Tous les rôles principaux sont tenus par de très bons chanteurs, qui sont plus encore de remarquables acteurs. Une mention particulière pour Tatiana Monogarova, très intéressante Tatiana, plus convaincante d’ailleurs dans les deux premiers actes en jeune fille romantique que dans le dernier en femme mariée, avec pour seul bémol un petit goût sucré « à la Renée Fleming ». Quant aux personnages secondaires, ils laissent le théâtre prendre le pas sur le chant, et Madame Larina, tout comme la nourrice, compensent par leur jeu des voix abîmées par une technique russe trop appuyée.
Un film bonus, « Onéguine à l’Opéra Garnier », sagement réalisé par Denis Sneguirev, montre le montage des décors, les répétitions, et surtout des interviews des principaux protagonistes.
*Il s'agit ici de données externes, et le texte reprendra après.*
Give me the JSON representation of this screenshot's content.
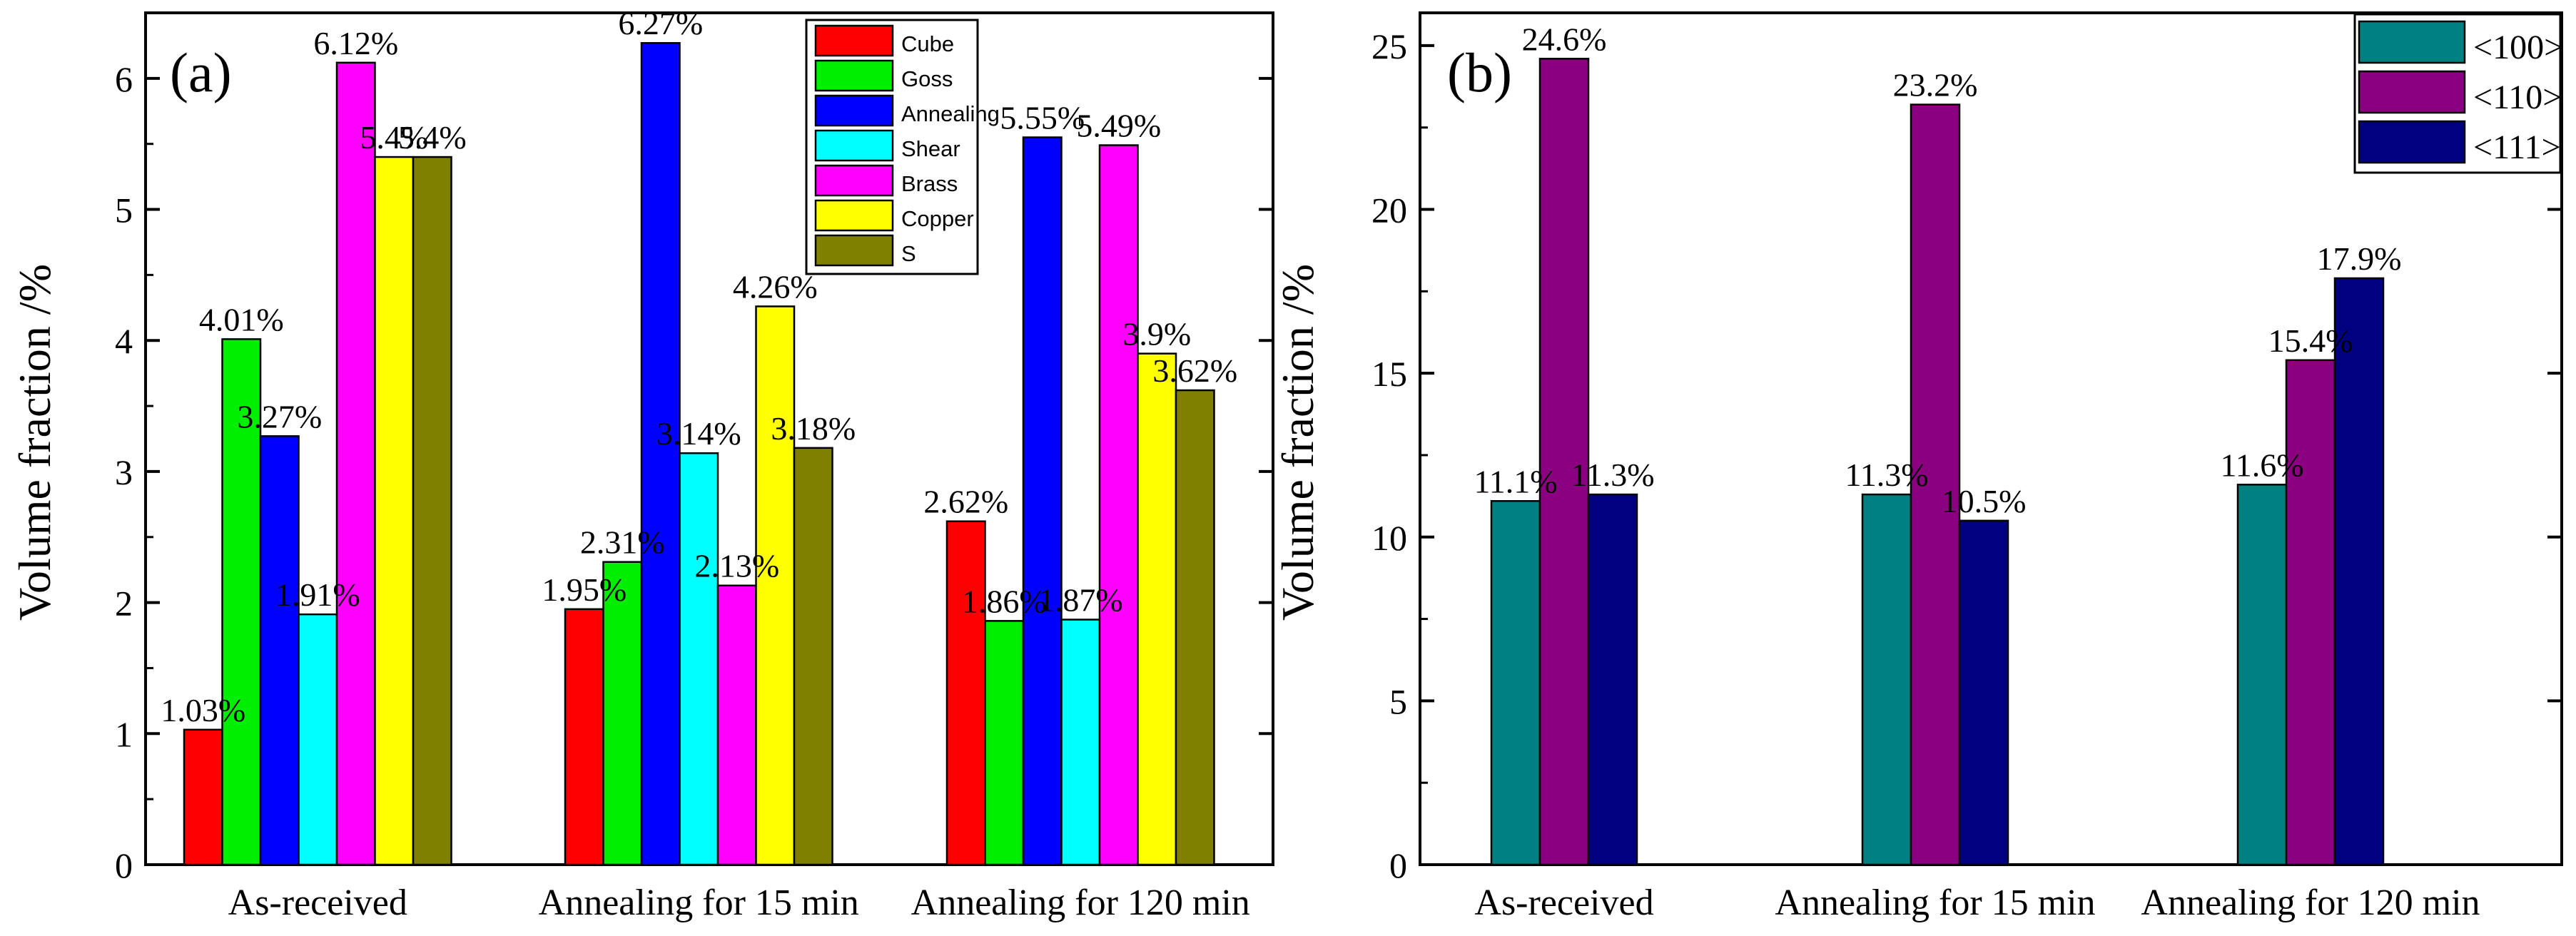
{
  "chart_data": [
    {
      "type": "bar",
      "panel_label": "(a)",
      "title": "",
      "xlabel": "",
      "ylabel": "Volume fraction /%",
      "ylim": [
        0,
        6.5
      ],
      "yticks": [
        "0",
        "1",
        "2",
        "3",
        "4",
        "5",
        "6"
      ],
      "categories": [
        "As-received",
        "Annealing for 15 min",
        "Annealing for 120 min"
      ],
      "legend_position": "top-center",
      "series": [
        {
          "name": "Cube",
          "color": "#ff0000",
          "values": [
            1.03,
            1.95,
            2.62
          ],
          "labels": [
            "1.03%",
            "1.95%",
            "2.62%"
          ]
        },
        {
          "name": "Goss",
          "color": "#00ee00",
          "values": [
            4.01,
            2.31,
            1.86
          ],
          "labels": [
            "4.01%",
            "2.31%",
            "1.86%"
          ]
        },
        {
          "name": "Annealing",
          "color": "#0000ff",
          "values": [
            3.27,
            6.27,
            5.55
          ],
          "labels": [
            "3.27%",
            "6.27%",
            "5.55%"
          ]
        },
        {
          "name": "Shear",
          "color": "#00ffff",
          "values": [
            1.91,
            3.14,
            1.87
          ],
          "labels": [
            "1.91%",
            "3.14%",
            "1.87%"
          ]
        },
        {
          "name": "Brass",
          "color": "#ff00ff",
          "values": [
            6.12,
            2.13,
            5.49
          ],
          "labels": [
            "6.12%",
            "2.13%",
            "5.49%"
          ]
        },
        {
          "name": "Copper",
          "color": "#ffff00",
          "values": [
            5.4,
            4.26,
            3.9
          ],
          "labels": [
            "5.4%",
            "4.26%",
            "3.9%"
          ]
        },
        {
          "name": "S",
          "color": "#808000",
          "values": [
            5.4,
            3.18,
            3.62
          ],
          "labels": [
            "5.4%",
            "3.18%",
            "3.62%"
          ]
        }
      ]
    },
    {
      "type": "bar",
      "panel_label": "(b)",
      "title": "",
      "xlabel": "",
      "ylabel": "Volume fraction /%",
      "ylim": [
        0,
        26
      ],
      "yticks": [
        "0",
        "5",
        "10",
        "15",
        "20",
        "25"
      ],
      "categories": [
        "As-received",
        "Annealing for 15 min",
        "Annealing for 120 min"
      ],
      "legend_position": "top-right",
      "series": [
        {
          "name": "<100>",
          "color": "#008080",
          "values": [
            11.1,
            11.3,
            11.6
          ],
          "labels": [
            "11.1%",
            "11.3%",
            "11.6%"
          ]
        },
        {
          "name": "<110>",
          "color": "#8b0080",
          "values": [
            24.6,
            23.2,
            15.4
          ],
          "labels": [
            "24.6%",
            "23.2%",
            "15.4%"
          ]
        },
        {
          "name": "<111>",
          "color": "#000080",
          "values": [
            11.3,
            10.5,
            17.9
          ],
          "labels": [
            "11.3%",
            "10.5%",
            "17.9%"
          ]
        }
      ]
    }
  ]
}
Ce n’est qu’un petit 26 minutes, mais propre et net, qui éclaire bien les choix de la production et l’implication du metteur en scène, du chef d’orchestre, du chef de chant et des chanteurs (sous-titres en français et anglais). Un élégant livret de 24 pages avec photos, texte et synopsis en trois langues (français, anglais et allemand) accompagne les deux DVD. L’opéra lui-même est sous-titré en cinq langues (français, anglais, allemand, espagnol et italien).
Certes, il existe des DVD d’autres productions, plus classiques, peut-être en un sens plus parfaites. Mais celle-ci ne peut laisser indifférent, et l’on ne saurait trop conseiller de faire une immersion dans cet intéressant travail théâtral mis en valeur par un film exemplaire, qui nous sort délibérément de la vieille routine moscovite.